/python-amazon-mws

Python 2/3 wrapper for the Amazon Marketplace Web Service API

Primary LanguagePythonThe UnlicenseUnlicense

mws

PyPI version

master: Requirements Status Build Status codecov

develop: Requirements Status Build Status codecov

This is a fork and continuation of https://github.com/czpython/python-amazon-mws with preliminary Python 2/3 support.

The main aim is to provide a backwards-compatible drop in replacement for the original package (i.e. same method signatures, class names, etc) with some extra features and anything that was obviously broken fixed.

Installation

Install from PyPI with pip install mws.

Quickstart

Put your API credentials in your environment.

$ export MWS_ACCOUNT_ID=...
$ export MWS_ACCESS_KEY=...
$ export MWS_SECRET_KEY=...

Now you can experiment with the API from a shell.

>>> import mws, os
>>> orders_api = mws.Orders(
...     access_key=os.environ['MWS_ACCESS_KEY'],
...     secret_key=os.environ['MWS_SECRET_KEY'],
...     account_id=os.environ['MWS_ACCOUNT_ID'],
...     region='UK',  # if necessary
... )
>>> service_status = orders_api.get_service_status()
>>> service_status
<mws.mws.DictWrapper object at 0x1063a2160>
>>> service_status.original
'<?xml version="1.0"?>\n<GetServiceStatusResponse xmlns="https://mws.amazonservices.com/Orders/2013-09-01">\n  <GetServiceStatusResult>\n    <Status>GREEN</Status>\n    <Timestamp>2017-06-14T16:39:12.765Z</Timestamp>\n  </GetServiceStatusResult>\n  <ResponseMetadata>\n    <RequestId>affdec68-05d2-4bc5-a8a4-bb40f307dd6b</RequestId>\n  </ResponseMetadata>\n</
GetServiceStatusResponse>\n'
>>> service_status.parsed
{'value': '\n    ', 'Status': {'value': 'GREEN'}, 'Timestamp': {'value': '2017-06-14T16:39:12.765Z'}}
>>> service_status.response
<Response [200]>

Development

All dependencies for working on mws are in requirements.txt and docs/requirements.txt.

Tests

Tests are run with pytest. We test against Python 2.7 and supported Python 3.x versions with Travis.

Documentation

Docs are built using Sphinx. Change into the docs/ directory and install any dependencies from the requirements.txt there.

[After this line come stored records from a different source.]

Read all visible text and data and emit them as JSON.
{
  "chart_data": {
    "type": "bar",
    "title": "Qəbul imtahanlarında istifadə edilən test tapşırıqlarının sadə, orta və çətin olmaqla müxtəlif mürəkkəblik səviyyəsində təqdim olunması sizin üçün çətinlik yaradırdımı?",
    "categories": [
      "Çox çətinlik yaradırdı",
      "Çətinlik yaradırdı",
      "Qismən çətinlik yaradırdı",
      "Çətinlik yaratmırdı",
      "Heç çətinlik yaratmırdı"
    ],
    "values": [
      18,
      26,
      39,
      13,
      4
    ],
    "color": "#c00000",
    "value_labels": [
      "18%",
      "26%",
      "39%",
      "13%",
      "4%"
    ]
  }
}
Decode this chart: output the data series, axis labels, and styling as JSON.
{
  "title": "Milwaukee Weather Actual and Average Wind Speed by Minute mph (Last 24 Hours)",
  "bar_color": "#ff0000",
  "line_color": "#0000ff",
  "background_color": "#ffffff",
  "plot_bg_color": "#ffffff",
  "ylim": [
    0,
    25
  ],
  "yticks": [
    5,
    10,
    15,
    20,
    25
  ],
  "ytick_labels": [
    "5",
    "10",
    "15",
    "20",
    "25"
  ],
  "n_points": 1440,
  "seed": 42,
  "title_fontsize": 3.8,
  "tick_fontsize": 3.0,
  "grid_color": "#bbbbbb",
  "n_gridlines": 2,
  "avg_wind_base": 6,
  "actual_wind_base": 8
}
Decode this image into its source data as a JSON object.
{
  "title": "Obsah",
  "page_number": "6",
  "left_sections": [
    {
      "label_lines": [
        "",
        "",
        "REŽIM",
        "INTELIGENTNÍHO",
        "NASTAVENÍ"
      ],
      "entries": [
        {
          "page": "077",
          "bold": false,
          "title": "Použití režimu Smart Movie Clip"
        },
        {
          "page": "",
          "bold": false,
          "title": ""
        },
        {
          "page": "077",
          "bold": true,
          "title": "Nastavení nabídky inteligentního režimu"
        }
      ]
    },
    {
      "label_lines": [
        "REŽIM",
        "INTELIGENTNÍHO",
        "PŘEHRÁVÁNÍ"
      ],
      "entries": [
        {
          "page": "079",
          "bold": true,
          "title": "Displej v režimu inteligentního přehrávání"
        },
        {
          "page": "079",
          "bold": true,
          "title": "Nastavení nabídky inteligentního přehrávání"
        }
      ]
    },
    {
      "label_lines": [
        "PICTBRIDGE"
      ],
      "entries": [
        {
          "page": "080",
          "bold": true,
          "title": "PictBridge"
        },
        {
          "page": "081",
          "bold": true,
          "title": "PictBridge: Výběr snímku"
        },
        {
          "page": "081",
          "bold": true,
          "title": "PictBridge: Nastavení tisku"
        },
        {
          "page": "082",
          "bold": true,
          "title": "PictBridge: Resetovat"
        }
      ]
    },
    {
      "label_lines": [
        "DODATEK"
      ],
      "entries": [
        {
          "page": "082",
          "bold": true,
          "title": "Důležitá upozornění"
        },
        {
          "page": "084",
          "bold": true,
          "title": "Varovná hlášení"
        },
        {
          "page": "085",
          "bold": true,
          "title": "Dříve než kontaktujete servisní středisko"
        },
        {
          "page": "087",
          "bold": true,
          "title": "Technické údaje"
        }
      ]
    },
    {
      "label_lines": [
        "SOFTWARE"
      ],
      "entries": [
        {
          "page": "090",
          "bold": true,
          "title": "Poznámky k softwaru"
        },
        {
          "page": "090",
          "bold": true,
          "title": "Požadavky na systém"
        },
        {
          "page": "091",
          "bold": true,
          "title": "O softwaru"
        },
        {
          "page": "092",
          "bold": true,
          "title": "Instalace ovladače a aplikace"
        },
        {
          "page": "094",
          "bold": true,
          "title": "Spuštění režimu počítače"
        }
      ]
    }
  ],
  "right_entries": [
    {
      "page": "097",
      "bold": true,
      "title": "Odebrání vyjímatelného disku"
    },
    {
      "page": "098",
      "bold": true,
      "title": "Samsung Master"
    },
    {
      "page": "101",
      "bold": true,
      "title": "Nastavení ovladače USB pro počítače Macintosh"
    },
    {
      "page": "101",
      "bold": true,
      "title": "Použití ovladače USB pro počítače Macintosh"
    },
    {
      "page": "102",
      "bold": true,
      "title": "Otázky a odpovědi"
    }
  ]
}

To build HTML documentation, run:

make html

The output HTML documentation will be in docs/build/.

To run a live reloading server serving the HTML documentation (on port 8000 by default):

make livehtml

Contributing

Please make pull requests to develop. Code coverage isn't necessary but encouraged where possible (especially for anything which might behave differently between Python 2/3).